Путешествие в Закудыкино - страница 12



– Это не больно, и вовсе не страшно. Я отправлю вас в прошлое ненадолго, вы очень скоро нас догоните и подробно опишите в протоколе все свои ощущения, – тихо, но вместе с тем твердо, как доктор Кашпировский, говорил Пиндюрин. – Держите аппарат, нажмёте вот эту клавишу и … вперед.

Хенкса Марковна, несмотря на свой выдающийся авторитет и вес в обществе, не могла противиться этому завораживающему, не предполагающему никаких возражений голосу. Она смотрела в серые глаза Алексея Михайловича, как кролик на удава, готовая исполнить всё, что бы он (голос) не повелел, несмотря на бурное сопротивление всей её трепещущей от страха души. Обрыдкина послушно взяла аппарат в правую руку…. Указательный палец левой медленно потянулся к обозначенной клавише.… Вот он уже коснулся её тёплой глянцевой поверхности.… Еще чуть-чуть, одно крохотное, совсем микроскопическое движение, не требующее никаких усилий, ну совершенно никаких, и время – потечёт для неё вспять. Она отправится в неизведанное, не поддающееся никакому пониманию нечто. Шутка ли – первая в истории человечества женщина-хрононавт! Всё уже готово, час икс наступает, прижимая к стене, отрезая пути к отступлению. Сейчас она нажмёт заветную клавишу и …

– Не-е-ет! – пронёсся по всему зданию душераздирающий крик. И если бы другие сотрудники заведения, из других кабинетов, не были бы лично знакомы с представителями отдела изобретений, то они наверняка бы подумали, что профессор Нычкин, несмотря на почтенный возраст и авторитет, задумал учинить над бедной Хенксой Марковной акт физического насилия сексуального свойства в особо извращённой форме. Они неминуемо прибежали бы на помощь бедной женщине, чтобы спасти от поругания её, пусть давно уже не девичью, но всё же честь. Но никто не смог допустить со стороны Израиля Иосифовича даже самого невинного флирта, даже в обычной, общественно приемлемой форме, не говоря уже об особо извращенной. К тому же сама Обрыдкина давно не вызывала у сильного пола страсти, способной подвигнуть на подобные безумства характерного свойства в какой-либо форме вообще. Да и вызывала ли когда-нибудь, поскольку её пол трудно было заподозрить в слабости? Поэтому никто не прибежал, не помог, не оградил. Все решили, что Хенкса Марковна просто увидела мышь, которых она боялась до смерти. Справедливости ради надобно отметить, что мыши – единственное, чего боялась Обрыдкина. Слоны всегда боятся мышей.

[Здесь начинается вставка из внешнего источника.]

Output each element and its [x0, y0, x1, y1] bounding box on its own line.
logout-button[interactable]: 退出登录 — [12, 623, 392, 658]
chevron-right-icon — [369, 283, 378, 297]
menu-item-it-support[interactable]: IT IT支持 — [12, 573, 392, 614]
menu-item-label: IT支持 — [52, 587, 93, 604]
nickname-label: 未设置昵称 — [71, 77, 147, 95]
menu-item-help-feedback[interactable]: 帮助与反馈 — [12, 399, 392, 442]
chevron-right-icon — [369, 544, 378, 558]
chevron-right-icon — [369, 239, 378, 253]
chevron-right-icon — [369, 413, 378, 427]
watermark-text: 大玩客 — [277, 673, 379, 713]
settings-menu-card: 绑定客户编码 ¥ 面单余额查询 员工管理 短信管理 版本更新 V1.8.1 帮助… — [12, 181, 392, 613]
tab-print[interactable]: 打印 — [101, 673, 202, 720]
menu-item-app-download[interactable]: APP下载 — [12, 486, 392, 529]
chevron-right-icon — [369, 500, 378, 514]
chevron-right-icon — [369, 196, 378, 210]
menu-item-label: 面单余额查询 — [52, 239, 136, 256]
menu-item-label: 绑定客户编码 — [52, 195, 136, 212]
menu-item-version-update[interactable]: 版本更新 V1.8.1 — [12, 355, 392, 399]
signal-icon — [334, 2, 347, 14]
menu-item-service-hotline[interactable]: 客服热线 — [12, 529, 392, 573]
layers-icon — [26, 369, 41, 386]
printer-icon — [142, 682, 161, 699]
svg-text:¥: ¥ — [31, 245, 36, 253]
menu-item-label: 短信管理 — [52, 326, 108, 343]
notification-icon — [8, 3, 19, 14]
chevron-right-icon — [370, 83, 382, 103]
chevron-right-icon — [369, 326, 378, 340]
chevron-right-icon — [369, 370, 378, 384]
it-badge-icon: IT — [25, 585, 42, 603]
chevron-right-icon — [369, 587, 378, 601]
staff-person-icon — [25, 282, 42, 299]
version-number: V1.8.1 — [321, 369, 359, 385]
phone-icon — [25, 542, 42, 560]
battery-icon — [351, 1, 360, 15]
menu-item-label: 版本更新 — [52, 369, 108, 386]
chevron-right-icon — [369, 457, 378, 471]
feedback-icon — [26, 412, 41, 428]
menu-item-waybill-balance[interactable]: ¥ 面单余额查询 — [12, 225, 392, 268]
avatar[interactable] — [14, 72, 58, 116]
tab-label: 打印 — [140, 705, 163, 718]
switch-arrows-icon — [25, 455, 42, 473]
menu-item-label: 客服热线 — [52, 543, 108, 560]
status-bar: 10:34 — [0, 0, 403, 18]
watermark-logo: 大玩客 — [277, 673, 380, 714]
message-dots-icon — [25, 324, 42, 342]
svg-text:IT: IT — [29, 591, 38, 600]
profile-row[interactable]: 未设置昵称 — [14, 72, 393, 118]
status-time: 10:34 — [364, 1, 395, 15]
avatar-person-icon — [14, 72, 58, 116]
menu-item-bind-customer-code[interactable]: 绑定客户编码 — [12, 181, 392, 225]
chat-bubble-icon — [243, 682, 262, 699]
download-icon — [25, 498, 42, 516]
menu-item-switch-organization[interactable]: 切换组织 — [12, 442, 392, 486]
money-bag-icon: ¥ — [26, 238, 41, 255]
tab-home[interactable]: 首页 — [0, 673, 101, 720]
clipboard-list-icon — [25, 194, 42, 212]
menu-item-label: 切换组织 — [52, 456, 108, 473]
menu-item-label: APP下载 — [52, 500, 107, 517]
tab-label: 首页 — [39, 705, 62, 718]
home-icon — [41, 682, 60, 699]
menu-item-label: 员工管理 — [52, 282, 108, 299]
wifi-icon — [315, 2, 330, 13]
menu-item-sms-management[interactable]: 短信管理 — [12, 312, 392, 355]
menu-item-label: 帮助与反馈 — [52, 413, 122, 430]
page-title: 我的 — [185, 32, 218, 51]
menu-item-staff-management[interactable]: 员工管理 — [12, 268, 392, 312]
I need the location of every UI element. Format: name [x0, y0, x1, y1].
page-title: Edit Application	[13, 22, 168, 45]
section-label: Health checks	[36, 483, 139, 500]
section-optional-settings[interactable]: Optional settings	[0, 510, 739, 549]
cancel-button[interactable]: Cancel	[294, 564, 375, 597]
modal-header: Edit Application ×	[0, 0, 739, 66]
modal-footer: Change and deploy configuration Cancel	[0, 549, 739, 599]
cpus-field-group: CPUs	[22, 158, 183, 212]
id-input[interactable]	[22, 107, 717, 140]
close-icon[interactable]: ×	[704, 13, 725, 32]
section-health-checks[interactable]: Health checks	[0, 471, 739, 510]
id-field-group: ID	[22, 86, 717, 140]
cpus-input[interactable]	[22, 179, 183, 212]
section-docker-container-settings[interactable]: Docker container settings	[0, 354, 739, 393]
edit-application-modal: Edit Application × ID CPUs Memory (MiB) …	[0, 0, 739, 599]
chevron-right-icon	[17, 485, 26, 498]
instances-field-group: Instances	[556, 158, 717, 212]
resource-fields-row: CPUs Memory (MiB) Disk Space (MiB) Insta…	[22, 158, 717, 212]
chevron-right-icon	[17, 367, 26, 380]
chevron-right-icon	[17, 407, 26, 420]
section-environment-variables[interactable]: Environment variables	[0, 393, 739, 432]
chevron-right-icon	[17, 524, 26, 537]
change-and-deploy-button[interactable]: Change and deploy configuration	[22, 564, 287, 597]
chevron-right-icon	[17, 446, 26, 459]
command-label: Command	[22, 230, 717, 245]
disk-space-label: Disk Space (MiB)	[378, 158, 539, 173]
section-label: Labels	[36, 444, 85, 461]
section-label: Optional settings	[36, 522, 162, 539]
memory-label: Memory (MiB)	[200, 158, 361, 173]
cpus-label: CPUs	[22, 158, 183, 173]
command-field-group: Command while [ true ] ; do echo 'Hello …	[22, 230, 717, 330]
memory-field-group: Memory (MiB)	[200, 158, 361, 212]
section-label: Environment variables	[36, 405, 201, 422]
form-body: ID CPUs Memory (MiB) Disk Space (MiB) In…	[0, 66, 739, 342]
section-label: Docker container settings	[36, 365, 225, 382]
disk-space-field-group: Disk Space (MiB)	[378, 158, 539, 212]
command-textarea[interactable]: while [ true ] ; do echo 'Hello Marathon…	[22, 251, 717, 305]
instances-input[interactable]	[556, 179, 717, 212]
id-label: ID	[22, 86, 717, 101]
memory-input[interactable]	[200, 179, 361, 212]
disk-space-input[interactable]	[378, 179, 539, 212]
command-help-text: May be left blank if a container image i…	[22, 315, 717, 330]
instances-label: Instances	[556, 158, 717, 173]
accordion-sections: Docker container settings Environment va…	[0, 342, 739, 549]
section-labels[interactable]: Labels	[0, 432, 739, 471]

Но всё-таки пронзительный крик не остался без внимания, нашлась одна душа, которая не то что бы радела за морально-нравственный облик сослуживцев, а в принципе не могла пройти мимо никаких беспорядков, в какой бы форме они не совершались. Пусть даже в самой невинной. Дверь кабинета с шумом раскрылась настежь – в комнату буквально вломилась вооруженная практически до зубов шваброй наголо, с тряпкой наперевес и большим скрипучим ведром здешняя хранительница чистоты, тишины и порядка, а попросту уборщица тётя Клава. Так её все тут называли, несмотря на то, что по паспорту она значилась Офелия Петропавловна Кузюкина. Но этого никто не знал, так как тётя Клава работала в заведении с незапамятных времен.

Когда-то давным-давно, будучи ещё совсем молоденькой девушкой, отвечая на вопрос кадровика о происхождении её откровенно буржуазного имени, и более чем странного отчества, она сбивчиво и постоянно краснея, рассказала грустную историю о том, что у неё имеются два папы. Один – Петя, с которым мама, как положено, ходила в церковь венчаться. А другой – Паша, с которым мама никуда не ходила, даже в ЗАГС. Который так, дома. Оба папы на редкость мирно уживались в маминой комнатушке, дружно пили горькую, так же дружно пользовали маму и оставались весьма довольными таким положением. Идиллия продолжалась довольно долго, лет около десяти, отчего, в конце концов, и появилась на свет чудная девчушка, которую мама назвала Офелией, в честь невесты товарища Гамлета – датского революционера, хотя и принца, но нашедшего в себе мужество наотрез порвать со своим контрреволюционным прошлым и учинить революцию против дяди-тирана. Об этом мама Офелии узнала из театральной постановки, на которую в народный театр-студию имени древнеримского революционера товарища Спартака её водили когда-то оба папы.